Retrieving the migrated stents endoscopically, though much less invasive, can still bring about adverse events. Price et al. reported pancreatic duct disruption with subsequent leakage, stent fragmentation, and PEP, each having occurred in 1 of 23 patients [13]. In this study, the main adverse event was PEP, with 5 in 36 procedures, and secondly was infection and haemorrhage. Compared with the former two studies conducted by us (the first compared the safety and efficacy of EST and EPBD in common bile duct stones removal, and the second evaluated the use of ERCP in pancreas divisum), it was apparent that the incidence of PEP for migrated pancreatic duct stent retrieval was higher than those in the previous two studies, and the difference in the incidence of infection or haemorrhage was not that obvious. Theoretically, stent removal may do damage to the pancreatic duct, so as to trigger PEP, and placement of ERPD or ENPD would be ideal to prevent PEP [11, 13]. Price et al. performed ENPD in 15 of 22 patients (68%), and 2 cases had adverse events (9.1%) [13]; Matsumoto et al. performed ENPD in 4 of 5 patients (80%), and only one patient had PEP (20%) [11]. In our study, 15 patients (41.67%) received ERPD, and 17 patients (47.22%) had ENPD; the choice of ERPD or ENPD was mainly based on whether strictures or stones existed in the pancreatic duct, which needed prolonged stent drainage.

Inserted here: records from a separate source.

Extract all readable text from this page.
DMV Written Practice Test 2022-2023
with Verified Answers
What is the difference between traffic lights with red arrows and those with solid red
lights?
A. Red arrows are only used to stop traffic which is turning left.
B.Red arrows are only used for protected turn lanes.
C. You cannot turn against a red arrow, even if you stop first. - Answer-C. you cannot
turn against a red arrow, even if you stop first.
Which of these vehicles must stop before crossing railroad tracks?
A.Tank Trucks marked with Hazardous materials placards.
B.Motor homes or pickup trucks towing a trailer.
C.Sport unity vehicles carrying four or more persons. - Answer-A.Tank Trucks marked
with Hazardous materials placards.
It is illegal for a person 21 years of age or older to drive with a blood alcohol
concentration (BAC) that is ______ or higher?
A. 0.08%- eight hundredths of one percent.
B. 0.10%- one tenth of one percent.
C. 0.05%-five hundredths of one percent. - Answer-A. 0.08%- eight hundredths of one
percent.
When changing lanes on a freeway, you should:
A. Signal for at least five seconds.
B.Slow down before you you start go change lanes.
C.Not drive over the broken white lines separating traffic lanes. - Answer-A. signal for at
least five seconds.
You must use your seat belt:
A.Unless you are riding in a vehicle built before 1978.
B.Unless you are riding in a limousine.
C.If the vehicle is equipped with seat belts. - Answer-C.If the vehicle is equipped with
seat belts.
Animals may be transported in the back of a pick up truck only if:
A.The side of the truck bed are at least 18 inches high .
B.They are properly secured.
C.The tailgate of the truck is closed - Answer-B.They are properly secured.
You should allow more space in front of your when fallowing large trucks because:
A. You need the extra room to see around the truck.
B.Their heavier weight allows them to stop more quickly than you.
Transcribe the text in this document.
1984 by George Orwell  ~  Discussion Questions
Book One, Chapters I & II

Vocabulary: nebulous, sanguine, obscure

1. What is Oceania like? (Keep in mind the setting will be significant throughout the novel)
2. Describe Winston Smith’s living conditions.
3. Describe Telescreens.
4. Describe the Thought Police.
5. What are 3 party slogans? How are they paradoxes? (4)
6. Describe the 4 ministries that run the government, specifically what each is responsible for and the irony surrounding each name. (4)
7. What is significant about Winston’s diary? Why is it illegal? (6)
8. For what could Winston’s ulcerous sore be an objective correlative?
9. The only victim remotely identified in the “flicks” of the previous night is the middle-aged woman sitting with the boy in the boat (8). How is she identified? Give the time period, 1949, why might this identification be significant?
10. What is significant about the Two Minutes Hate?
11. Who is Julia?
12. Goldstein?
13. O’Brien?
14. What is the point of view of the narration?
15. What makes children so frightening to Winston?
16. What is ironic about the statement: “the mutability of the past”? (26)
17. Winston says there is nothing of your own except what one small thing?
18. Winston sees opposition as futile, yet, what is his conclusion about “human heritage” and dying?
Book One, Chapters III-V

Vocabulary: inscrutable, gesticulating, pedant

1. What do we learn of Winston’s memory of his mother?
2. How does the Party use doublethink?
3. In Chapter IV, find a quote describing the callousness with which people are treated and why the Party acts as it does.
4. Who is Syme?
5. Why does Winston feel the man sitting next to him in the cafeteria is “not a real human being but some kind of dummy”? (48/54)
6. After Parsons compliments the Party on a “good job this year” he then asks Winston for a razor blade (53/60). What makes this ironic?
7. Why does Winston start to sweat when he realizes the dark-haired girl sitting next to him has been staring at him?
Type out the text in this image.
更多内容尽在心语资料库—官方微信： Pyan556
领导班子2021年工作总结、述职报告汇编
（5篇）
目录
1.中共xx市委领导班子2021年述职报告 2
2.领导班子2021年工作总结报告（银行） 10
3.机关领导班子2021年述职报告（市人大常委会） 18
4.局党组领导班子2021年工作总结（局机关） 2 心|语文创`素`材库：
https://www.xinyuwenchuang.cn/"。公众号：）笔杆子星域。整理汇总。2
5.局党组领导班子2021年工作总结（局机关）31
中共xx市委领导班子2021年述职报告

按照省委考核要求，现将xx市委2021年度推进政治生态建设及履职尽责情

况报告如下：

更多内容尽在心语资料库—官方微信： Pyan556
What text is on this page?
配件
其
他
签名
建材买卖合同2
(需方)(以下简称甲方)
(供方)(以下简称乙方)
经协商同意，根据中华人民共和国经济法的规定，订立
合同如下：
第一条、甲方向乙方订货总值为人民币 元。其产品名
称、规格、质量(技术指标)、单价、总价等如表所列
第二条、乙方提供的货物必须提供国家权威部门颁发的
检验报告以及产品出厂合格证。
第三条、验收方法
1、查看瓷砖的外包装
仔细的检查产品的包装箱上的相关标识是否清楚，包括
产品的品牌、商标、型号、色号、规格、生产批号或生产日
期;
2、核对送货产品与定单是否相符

On the other hand, the procedures should be performed by experienced endoscopists with caution so as to diminish pancreatic duct stimulations and injuries.

Though the incidence of pancreatic duct stent proximal migration is not high, the consequence is unpredictable; it can be asymptomatic or cause ductitis, stent occlusion, pancreatitis, and so forth [13, 17, 18]. The specific probability for the above is not clear for now. In uncomplicated cases, endoscopic intervention is a good choice, while for the complicated or failed cases after endoscopic intervention, pros and cons should be balanced, so as to obtain the best outcome.

Our study was restricted by its retrospective and single-centred nature; prospective trials with great sample sizes and control group are needed. In conclusion, the symptoms of pancreatic duct stents migration may be various, reexamination is recommended, and most of the migration can be retrieved by endoscopic means, though various forceps and even retriever are needed. In general, endoscopic retrieval is safe and less invasive; nonetheless, attention should be paid so as to reduce the incidence and degree of related adverse events, especially PEP.